President of the FIA Single-Seater Commission Stefano Domenicali said: “Many circuit racing series are experiencing economic difficulty, while competitors are naturally concerned about missing a season or committing to a competition amid uncertainty around the re-commencement of racing, and the negative impact either may have on their progress along the FIA’s single-seater pathway.
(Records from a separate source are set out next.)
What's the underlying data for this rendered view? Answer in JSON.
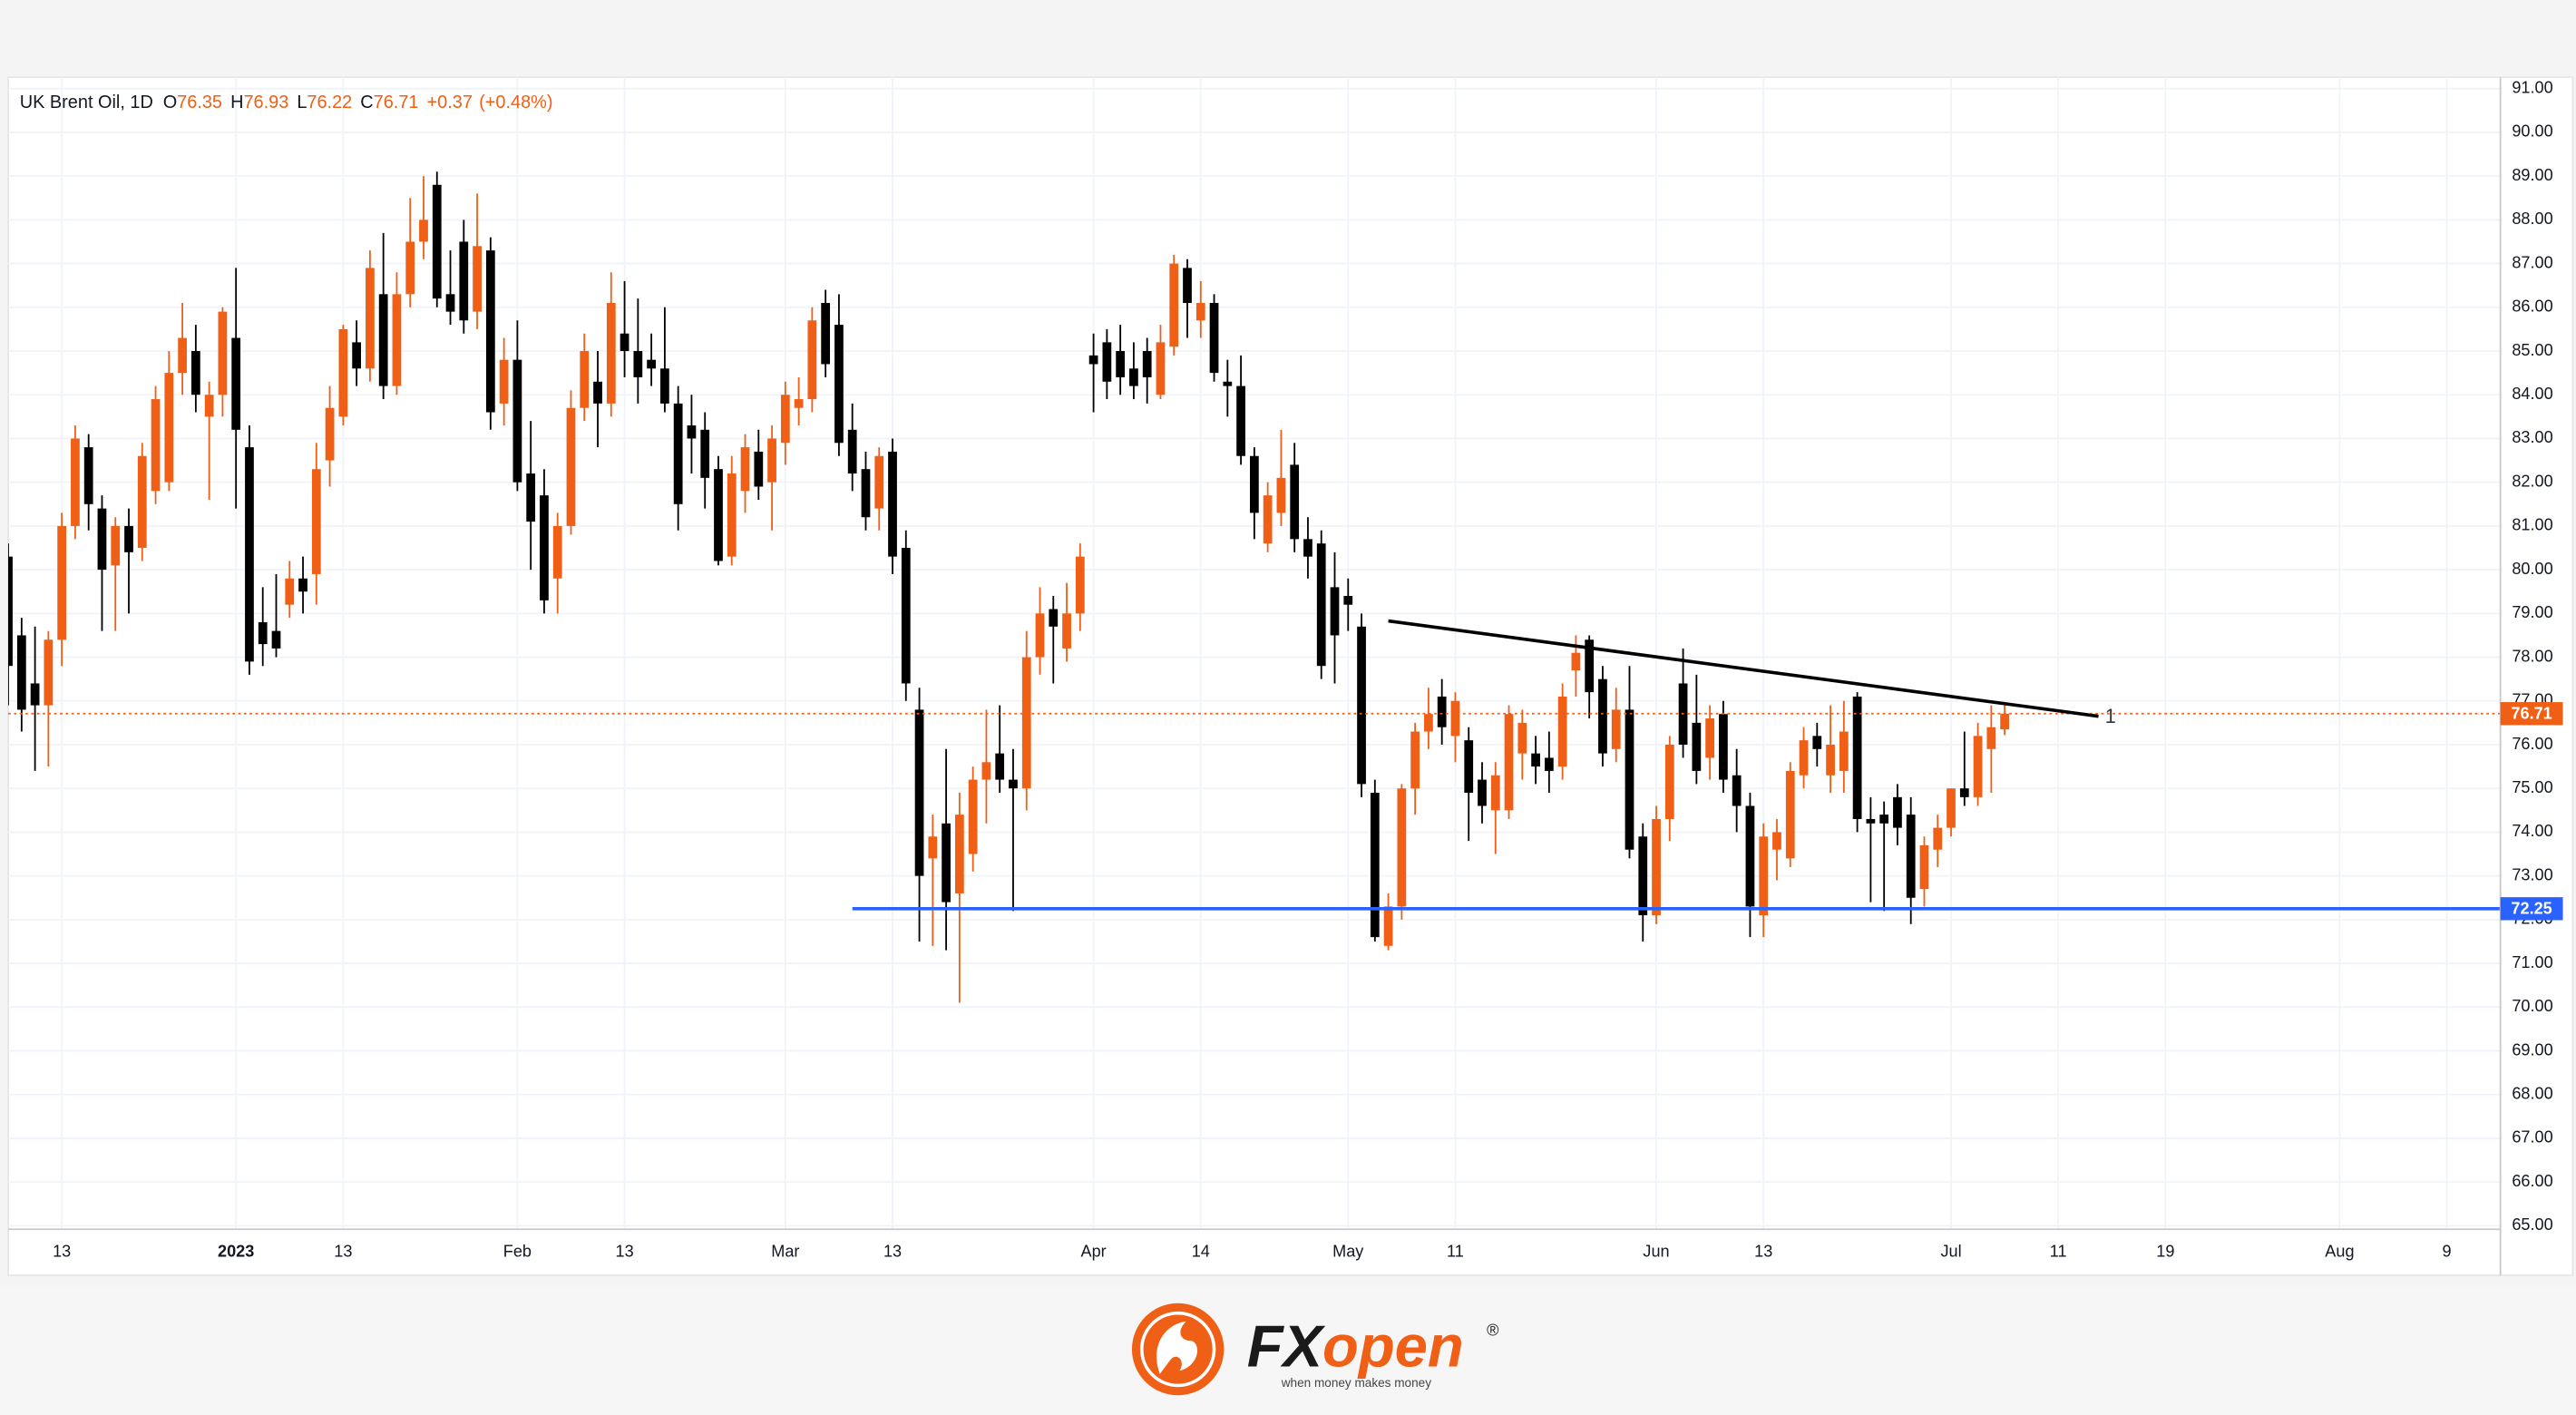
{
  "chart_data": {
    "type": "candlestick",
    "title": "UK Brent Oil, 1D",
    "legend": {
      "labels": [
        "O",
        "H",
        "L",
        "C"
      ],
      "values": [
        76.35,
        76.93,
        76.22,
        76.71
      ],
      "change": {
        "value": 0.37,
        "label": "+0.37"
      },
      "change_pct": {
        "value": 0.48,
        "label": "(+0.48%)"
      }
    },
    "up_color": "#ef5f16",
    "down_color": "#000000",
    "open": [
      80.3,
      78.5,
      77.4,
      76.9,
      78.4,
      81.0,
      82.8,
      81.4,
      80.1,
      81.0,
      80.5,
      81.8,
      82.0,
      84.5,
      85.0,
      83.5,
      84.0,
      85.3,
      82.8,
      78.8,
      78.6,
      79.2,
      79.8,
      79.9,
      82.5,
      83.5,
      85.2,
      84.6,
      86.3,
      84.2,
      86.3,
      87.5,
      88.8,
      86.3,
      87.5,
      85.9,
      87.3,
      83.8,
      84.8,
      82.2,
      81.7,
      79.8,
      81.0,
      83.7,
      84.3,
      83.8,
      85.4,
      85.0,
      84.8,
      84.6,
      83.8,
      83.3,
      83.2,
      82.3,
      80.3,
      81.8,
      82.7,
      82.0,
      82.9,
      83.7,
      83.9,
      86.1,
      85.6,
      83.2,
      82.3,
      81.4,
      82.7,
      80.5,
      76.8,
      73.4,
      74.2,
      72.6,
      73.5,
      75.2,
      75.8,
      75.2,
      75.0,
      78.0,
      79.1,
      78.2,
      79.0,
      84.9,
      85.2,
      85.0,
      84.6,
      85.0,
      84.0,
      85.1,
      86.9,
      85.7,
      86.1,
      84.3,
      84.2,
      82.6,
      80.6,
      81.3,
      82.4,
      80.7,
      80.6,
      79.6,
      79.4,
      78.7,
      74.9,
      71.4,
      72.3,
      75.0,
      76.3,
      77.1,
      76.2,
      76.1,
      75.2,
      74.5,
      74.5,
      75.8,
      75.8,
      75.7,
      75.5,
      77.7,
      78.4,
      77.5,
      75.9,
      76.8,
      73.9,
      72.1,
      74.3,
      77.4,
      76.5,
      75.7,
      76.7,
      75.3,
      74.6,
      72.1,
      73.6,
      73.4,
      75.3,
      76.2,
      75.3,
      75.4,
      77.1,
      74.3,
      74.4,
      74.8,
      74.4,
      72.7,
      73.6,
      74.1,
      75.0,
      74.8,
      75.9,
      76.35
    ],
    "high": [
      80.6,
      78.9,
      78.7,
      78.6,
      81.3,
      83.3,
      83.1,
      81.7,
      81.2,
      81.4,
      82.9,
      84.2,
      85.0,
      86.1,
      85.6,
      84.3,
      86.0,
      86.9,
      83.3,
      79.6,
      79.9,
      80.2,
      80.3,
      82.9,
      84.2,
      85.6,
      85.7,
      87.3,
      87.7,
      86.8,
      88.5,
      89.0,
      89.1,
      87.3,
      88.0,
      88.6,
      87.6,
      85.3,
      85.7,
      83.4,
      82.3,
      81.3,
      84.1,
      85.4,
      85.0,
      86.8,
      86.6,
      86.2,
      85.4,
      86.0,
      84.2,
      84.0,
      83.6,
      82.6,
      82.6,
      83.1,
      83.2,
      83.3,
      84.3,
      84.4,
      86.0,
      86.4,
      86.3,
      83.8,
      82.7,
      82.8,
      83.0,
      80.9,
      77.3,
      74.4,
      75.9,
      74.9,
      75.5,
      76.8,
      76.9,
      75.9,
      78.6,
      79.6,
      79.4,
      79.7,
      80.6,
      85.4,
      85.5,
      85.6,
      85.2,
      85.3,
      85.6,
      87.2,
      87.1,
      86.6,
      86.3,
      84.8,
      84.9,
      82.8,
      82.0,
      83.2,
      82.9,
      81.2,
      80.9,
      80.4,
      79.8,
      79.0,
      75.2,
      72.6,
      75.1,
      76.5,
      77.3,
      77.5,
      77.2,
      76.4,
      75.6,
      75.6,
      76.9,
      76.8,
      76.2,
      76.3,
      77.4,
      78.5,
      78.5,
      77.8,
      77.3,
      77.8,
      74.2,
      74.6,
      76.2,
      78.2,
      77.6,
      76.9,
      77.0,
      75.9,
      74.9,
      74.2,
      74.3,
      75.6,
      76.4,
      76.5,
      76.9,
      77.0,
      77.2,
      74.8,
      74.7,
      75.1,
      74.8,
      73.9,
      74.4,
      75.0,
      76.3,
      76.5,
      76.9,
      76.93
    ],
    "low": [
      76.9,
      76.3,
      75.4,
      75.5,
      77.8,
      80.7,
      80.9,
      78.6,
      78.6,
      79.0,
      80.2,
      81.5,
      81.8,
      84.0,
      83.6,
      81.6,
      83.5,
      81.4,
      77.6,
      77.8,
      78.0,
      78.9,
      79.0,
      79.2,
      81.9,
      83.3,
      84.2,
      84.3,
      83.9,
      84.0,
      86.0,
      87.1,
      86.0,
      85.6,
      85.4,
      85.5,
      83.2,
      83.3,
      81.8,
      80.0,
      79.0,
      79.0,
      80.8,
      83.4,
      82.8,
      83.5,
      84.4,
      83.8,
      84.2,
      83.6,
      80.9,
      82.2,
      81.4,
      80.1,
      80.1,
      81.3,
      81.6,
      80.9,
      82.4,
      83.3,
      83.6,
      84.4,
      82.6,
      81.8,
      80.9,
      80.9,
      79.9,
      77.0,
      71.5,
      71.4,
      71.3,
      70.1,
      73.1,
      74.2,
      74.9,
      72.2,
      74.5,
      77.6,
      77.4,
      77.9,
      78.6,
      83.6,
      83.9,
      84.0,
      83.9,
      83.8,
      83.9,
      84.9,
      85.3,
      85.3,
      84.3,
      83.5,
      82.4,
      80.7,
      80.4,
      81.0,
      80.4,
      79.8,
      77.5,
      77.4,
      78.6,
      74.8,
      71.5,
      71.3,
      72.0,
      74.4,
      75.9,
      76.0,
      75.6,
      73.8,
      74.2,
      73.5,
      74.3,
      75.2,
      75.1,
      74.9,
      75.2,
      77.1,
      76.6,
      75.5,
      75.6,
      73.4,
      71.5,
      71.9,
      73.8,
      75.7,
      75.1,
      75.2,
      74.9,
      74.0,
      71.6,
      71.6,
      72.9,
      73.2,
      75.0,
      75.5,
      74.9,
      74.9,
      74.0,
      72.4,
      72.2,
      73.7,
      71.9,
      72.3,
      73.2,
      73.9,
      74.6,
      74.6,
      74.9,
      76.22
    ],
    "close": [
      77.8,
      76.8,
      76.9,
      78.4,
      81.0,
      83.0,
      81.5,
      80.0,
      81.0,
      80.4,
      82.6,
      83.9,
      84.5,
      85.3,
      84.0,
      84.0,
      85.9,
      83.2,
      77.9,
      78.3,
      78.2,
      79.8,
      79.5,
      82.3,
      83.7,
      85.5,
      84.6,
      86.9,
      84.2,
      86.3,
      87.5,
      88.0,
      86.2,
      85.9,
      85.7,
      87.4,
      83.6,
      84.8,
      82.0,
      81.1,
      79.3,
      81.0,
      83.7,
      85.0,
      83.8,
      86.1,
      85.0,
      84.4,
      84.6,
      83.8,
      81.5,
      83.0,
      82.1,
      80.2,
      82.2,
      82.8,
      81.9,
      83.0,
      84.0,
      83.9,
      85.7,
      84.7,
      82.9,
      82.2,
      81.2,
      82.6,
      80.3,
      77.4,
      73.0,
      73.9,
      72.4,
      74.4,
      75.2,
      75.6,
      75.2,
      75.0,
      78.0,
      79.0,
      78.7,
      79.0,
      80.3,
      84.7,
      84.3,
      84.4,
      84.2,
      84.4,
      85.2,
      87.0,
      86.1,
      86.1,
      84.5,
      84.2,
      82.6,
      81.3,
      81.7,
      82.1,
      80.7,
      80.3,
      77.8,
      78.5,
      79.2,
      75.1,
      71.6,
      72.3,
      75.0,
      76.3,
      76.7,
      76.4,
      77.0,
      74.9,
      74.6,
      75.3,
      76.7,
      76.5,
      75.5,
      75.4,
      77.1,
      78.1,
      77.2,
      75.8,
      76.8,
      73.6,
      72.1,
      74.3,
      76.0,
      76.0,
      75.4,
      76.6,
      75.2,
      74.6,
      72.3,
      73.9,
      74.0,
      75.4,
      76.1,
      75.9,
      76.0,
      76.3,
      74.3,
      74.2,
      74.2,
      74.1,
      72.5,
      73.7,
      74.1,
      75.0,
      74.8,
      76.2,
      76.4,
      76.71
    ],
    "xlim": [
      0,
      186
    ],
    "xticks": [
      {
        "value": 4,
        "label": "13"
      },
      {
        "value": 17,
        "label": "2023"
      },
      {
        "value": 25,
        "label": "13"
      },
      {
        "value": 38,
        "label": "Feb"
      },
      {
        "value": 46,
        "label": "13"
      },
      {
        "value": 58,
        "label": "Mar"
      },
      {
        "value": 66,
        "label": "13"
      },
      {
        "value": 81,
        "label": "Apr"
      },
      {
        "value": 89,
        "label": "14"
      },
      {
        "value": 100,
        "label": "May"
      },
      {
        "value": 108,
        "label": "11"
      },
      {
        "value": 123,
        "label": "Jun"
      },
      {
        "value": 131,
        "label": "13"
      },
      {
        "value": 145,
        "label": "Jul"
      },
      {
        "value": 153,
        "label": "11"
      },
      {
        "value": 161,
        "label": "19"
      },
      {
        "value": 174,
        "label": "Aug"
      },
      {
        "value": 182,
        "label": "9"
      }
    ],
    "ylim": [
      64.92,
      91.26
    ],
    "yticks": [
      {
        "value": 65,
        "label": "65.00"
      },
      {
        "value": 66,
        "label": "66.00"
      },
      {
        "value": 67,
        "label": "67.00"
      },
      {
        "value": 68,
        "label": "68.00"
      },
      {
        "value": 69,
        "label": "69.00"
      },
      {
        "value": 70,
        "label": "70.00"
      },
      {
        "value": 71,
        "label": "71.00"
      },
      {
        "value": 72,
        "label": "72.00"
      },
      {
        "value": 73,
        "label": "73.00"
      },
      {
        "value": 74,
        "label": "74.00"
      },
      {
        "value": 75,
        "label": "75.00"
      },
      {
        "value": 76,
        "label": "76.00"
      },
      {
        "value": 77,
        "label": "77.00"
      },
      {
        "value": 78,
        "label": "78.00"
      },
      {
        "value": 79,
        "label": "79.00"
      },
      {
        "value": 80,
        "label": "80.00"
      },
      {
        "value": 81,
        "label": "81.00"
      },
      {
        "value": 82,
        "label": "82.00"
      },
      {
        "value": 83,
        "label": "83.00"
      },
      {
        "value": 84,
        "label": "84.00"
      },
      {
        "value": 85,
        "label": "85.00"
      },
      {
        "value": 86,
        "label": "86.00"
      },
      {
        "value": 87,
        "label": "87.00"
      },
      {
        "value": 88,
        "label": "88.00"
      },
      {
        "value": 89,
        "label": "89.00"
      },
      {
        "value": 90,
        "label": "90.00"
      },
      {
        "value": 91,
        "label": "91.00"
      }
    ],
    "grid": true,
    "price_lines": [
      {
        "value": 76.71,
        "color": "#ef5f16",
        "dashed": true
      },
      {
        "value": 72.25,
        "color": "#2962ff",
        "dashed": false,
        "start": 63
      }
    ],
    "trendline": {
      "x": [
        103,
        156
      ],
      "y": [
        78.83,
        76.65
      ],
      "label": "1",
      "color": "#000000"
    }
  },
  "footer": {
    "fx": "FX",
    "open": "open",
    "reg": "®",
    "tagline": "when money makes money"
  }
}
“The FIA is cognisant of these concerns and we would like to reassure series, teams and competitors that through the Super Licence Working Group the Federation is developing solutions that will afford fairness to competitors, encourage participation and help series maintain some stability during this difficult period.”
FIA Drivers’ Commission president Tom Kristensen added that the FIA “appreciate that there may be some unease among drivers over ever-changing racing calendars and how potential imbalances in the scoring of super licence points could negatively affect their progress towards the top of the FIA’s racing ladder.
“The Working Group is consulting with single-seater stakeholders in order to balance the points system so that no drivers are disadvantaged by the changed landscape of motorsport in 2020.”